In any case, the election of the NDC and its flag-bearer shows that the NPP’s bogey tactics did not work; indeed, they may have even backfired as the electorate felt that it was up to them to decide who ruled. Prof. Mills as candidate also showed enough resolve, especially in his selection of Mr. John Mahama as his vice presidential candidate reportedly against the wishes of Mr. Rawlings. Indeed, that singular action appears to have assured Ghanaians that Prof Mills was his own man, and could have been the tipping point that gave him his slim victory.

The majority of voters also felt that Mr. Rawlings would not have to irritate Prof Mills the way he did Mr. Kufuor because of the rapport between the current President and his Mentor who plucked him from relative obscurity and thrust him into the highest echelons of political power in the country. The common assumption was that the two men would work together , which would be good for the country unlike their public falling out between Rawlings and Kufuor.

This scenario was not to be. It took only a few days for the Rawlings-Mills template to start taking shape. Essentially, there would be no grace period, no hiding place, no respite and definitely no public support for the new President as he was harried by his former boss almost on a daily basis. Some of the most damaging negative cartoon quips against President Mills came from Rawlings, including the famous “o-fee slow!”, Ga for “you are moving too slowly”.

Press reports indicate that there are at least the two main factions in the NDC – the Rawlings and Mills factions, with their subsets and acolyte factions and tributaries. It is not clear what the two factions are contending for since their party has won power for all of them, but media reports indicate that the main struggle is over the sharing of positions rather than the direction of the party. The situation is said to be confusing the rank and file of the party who had hoped that the party’s polls victory would usher in a period of tranquillity in the party.

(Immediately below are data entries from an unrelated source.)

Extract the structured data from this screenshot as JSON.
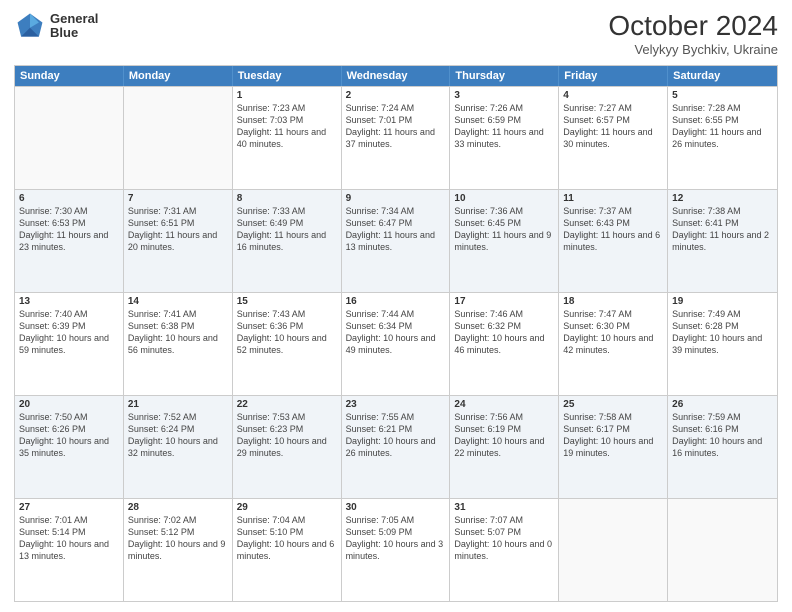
{
  "header": {
    "logo": {
      "line1": "General",
      "line2": "Blue"
    },
    "title": "October 2024",
    "location": "Velykyy Bychkiv, Ukraine"
  },
  "days_of_week": [
    "Sunday",
    "Monday",
    "Tuesday",
    "Wednesday",
    "Thursday",
    "Friday",
    "Saturday"
  ],
  "weeks": [
    [
      {
        "day": "",
        "sunrise": "",
        "sunset": "",
        "daylight": "",
        "empty": true
      },
      {
        "day": "",
        "sunrise": "",
        "sunset": "",
        "daylight": "",
        "empty": true
      },
      {
        "day": "1",
        "sunrise": "Sunrise: 7:23 AM",
        "sunset": "Sunset: 7:03 PM",
        "daylight": "Daylight: 11 hours and 40 minutes.",
        "empty": false
      },
      {
        "day": "2",
        "sunrise": "Sunrise: 7:24 AM",
        "sunset": "Sunset: 7:01 PM",
        "daylight": "Daylight: 11 hours and 37 minutes.",
        "empty": false
      },
      {
        "day": "3",
        "sunrise": "Sunrise: 7:26 AM",
        "sunset": "Sunset: 6:59 PM",
        "daylight": "Daylight: 11 hours and 33 minutes.",
        "empty": false
      },
      {
        "day": "4",
        "sunrise": "Sunrise: 7:27 AM",
        "sunset": "Sunset: 6:57 PM",
        "daylight": "Daylight: 11 hours and 30 minutes.",
        "empty": false
      },
      {
        "day": "5",
        "sunrise": "Sunrise: 7:28 AM",
        "sunset": "Sunset: 6:55 PM",
        "daylight": "Daylight: 11 hours and 26 minutes.",
        "empty": false
      }
    ],
    [
      {
        "day": "6",
        "sunrise": "Sunrise: 7:30 AM",
        "sunset": "Sunset: 6:53 PM",
        "daylight": "Daylight: 11 hours and 23 minutes.",
        "empty": false
      },
      {
        "day": "7",
        "sunrise": "Sunrise: 7:31 AM",
        "sunset": "Sunset: 6:51 PM",
        "daylight": "Daylight: 11 hours and 20 minutes.",
        "empty": false
      },
      {
        "day": "8",
        "sunrise": "Sunrise: 7:33 AM",
        "sunset": "Sunset: 6:49 PM",
        "daylight": "Daylight: 11 hours and 16 minutes.",
        "empty": false
      },
      {
        "day": "9",
        "sunrise": "Sunrise: 7:34 AM",
        "sunset": "Sunset: 6:47 PM",
        "daylight": "Daylight: 11 hours and 13 minutes.",
        "empty": false
      },
      {
        "day": "10",
        "sunrise": "Sunrise: 7:36 AM",
        "sunset": "Sunset: 6:45 PM",
        "daylight": "Daylight: 11 hours and 9 minutes.",
        "empty": false
      },
      {
        "day": "11",
        "sunrise": "Sunrise: 7:37 AM",
        "sunset": "Sunset: 6:43 PM",
        "daylight": "Daylight: 11 hours and 6 minutes.",
        "empty": false
      },
      {
        "day": "12",
        "sunrise": "Sunrise: 7:38 AM",
        "sunset": "Sunset: 6:41 PM",
        "daylight": "Daylight: 11 hours and 2 minutes.",
        "empty": false
      }
    ],
    [
      {
        "day": "13",
        "sunrise": "Sunrise: 7:40 AM",
        "sunset": "Sunset: 6:39 PM",
        "daylight": "Daylight: 10 hours and 59 minutes.",
        "empty": false
      },
      {
        "day": "14",
        "sunrise": "Sunrise: 7:41 AM",
        "sunset": "Sunset: 6:38 PM",
        "daylight": "Daylight: 10 hours and 56 minutes.",
        "empty": false
      },
      {
        "day": "15",
        "sunrise": "Sunrise: 7:43 AM",
        "sunset": "Sunset: 6:36 PM",
        "daylight": "Daylight: 10 hours and 52 minutes.",
        "empty": false
      },
      {
        "day": "16",
        "sunrise": "Sunrise: 7:44 AM",
        "sunset": "Sunset: 6:34 PM",
        "daylight": "Daylight: 10 hours and 49 minutes.",
        "empty": false
      },
      {
        "day": "17",
        "sunrise": "Sunrise: 7:46 AM",
        "sunset": "Sunset: 6:32 PM",
        "daylight": "Daylight: 10 hours and 46 minutes.",
        "empty": false
      },
      {
        "day": "18",
        "sunrise": "Sunrise: 7:47 AM",
        "sunset": "Sunset: 6:30 PM",
        "daylight": "Daylight: 10 hours and 42 minutes.",
        "empty": false
      },
      {
        "day": "19",
        "sunrise": "Sunrise: 7:49 AM",
        "sunset": "Sunset: 6:28 PM",
        "daylight": "Daylight: 10 hours and 39 minutes.",
        "empty": false
      }
    ],
    [
      {
        "day": "20",
        "sunrise": "Sunrise: 7:50 AM",
        "sunset": "Sunset: 6:26 PM",
        "daylight": "Daylight: 10 hours and 35 minutes.",
        "empty": false
      },
      {
        "day": "21",
        "sunrise": "Sunrise: 7:52 AM",
        "sunset": "Sunset: 6:24 PM",
        "daylight": "Daylight: 10 hours and 32 minutes.",
        "empty": false
      },
      {
        "day": "22",
        "sunrise": "Sunrise: 7:53 AM",
        "sunset": "Sunset: 6:23 PM",
        "daylight": "Daylight: 10 hours and 29 minutes.",
        "empty": false
      },
      {
        "day": "23",
        "sunrise": "Sunrise: 7:55 AM",
        "sunset": "Sunset: 6:21 PM",
        "daylight": "Daylight: 10 hours and 26 minutes.",
        "empty": false
      },
      {
        "day": "24",
        "sunrise": "Sunrise: 7:56 AM",
        "sunset": "Sunset: 6:19 PM",
        "daylight": "Daylight: 10 hours and 22 minutes.",
        "empty": false
      },
      {
        "day": "25",
        "sunrise": "Sunrise: 7:58 AM",
        "sunset": "Sunset: 6:17 PM",
        "daylight": "Daylight: 10 hours and 19 minutes.",
        "empty": false
      },
      {
        "day": "26",
        "sunrise": "Sunrise: 7:59 AM",
        "sunset": "Sunset: 6:16 PM",
        "daylight": "Daylight: 10 hours and 16 minutes.",
        "empty": false
      }
    ],
    [
      {
        "day": "27",
        "sunrise": "Sunrise: 7:01 AM",
        "sunset": "Sunset: 5:14 PM",
        "daylight": "Daylight: 10 hours and 13 minutes.",
        "empty": false
      },
      {
        "day": "28",
        "sunrise": "Sunrise: 7:02 AM",
        "sunset": "Sunset: 5:12 PM",
        "daylight": "Daylight: 10 hours and 9 minutes.",
        "empty": false
      },
      {
        "day": "29",
        "sunrise": "Sunrise: 7:04 AM",
        "sunset": "Sunset: 5:10 PM",
        "daylight": "Daylight: 10 hours and 6 minutes.",
        "empty": false
      },
      {
        "day": "30",
        "sunrise": "Sunrise: 7:05 AM",
        "sunset": "Sunset: 5:09 PM",
        "daylight": "Daylight: 10 hours and 3 minutes.",
        "empty": false
      },
      {
        "day": "31",
        "sunrise": "Sunrise: 7:07 AM",
        "sunset": "Sunset: 5:07 PM",
        "daylight": "Daylight: 10 hours and 0 minutes.",
        "empty": false
      },
      {
        "day": "",
        "sunrise": "",
        "sunset": "",
        "daylight": "",
        "empty": true
      },
      {
        "day": "",
        "sunrise": "",
        "sunset": "",
        "daylight": "",
        "empty": true
      }
    ]
  ]
}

It is not only that party that is confused. Non-party members are also bemused that one man, namely former President Rawlings has been at the centre of every disquiet in the party when they were in power, when they lost power, and now that they are back in power. It was Kwesi Botwchey at one point, Kojo Tsikata at another time; Obed Asamoah has had his share and now President Mills.

All these are former close associates of Rawlings who are said to have fallen out with him. The centre cannot hold when things are knocking things.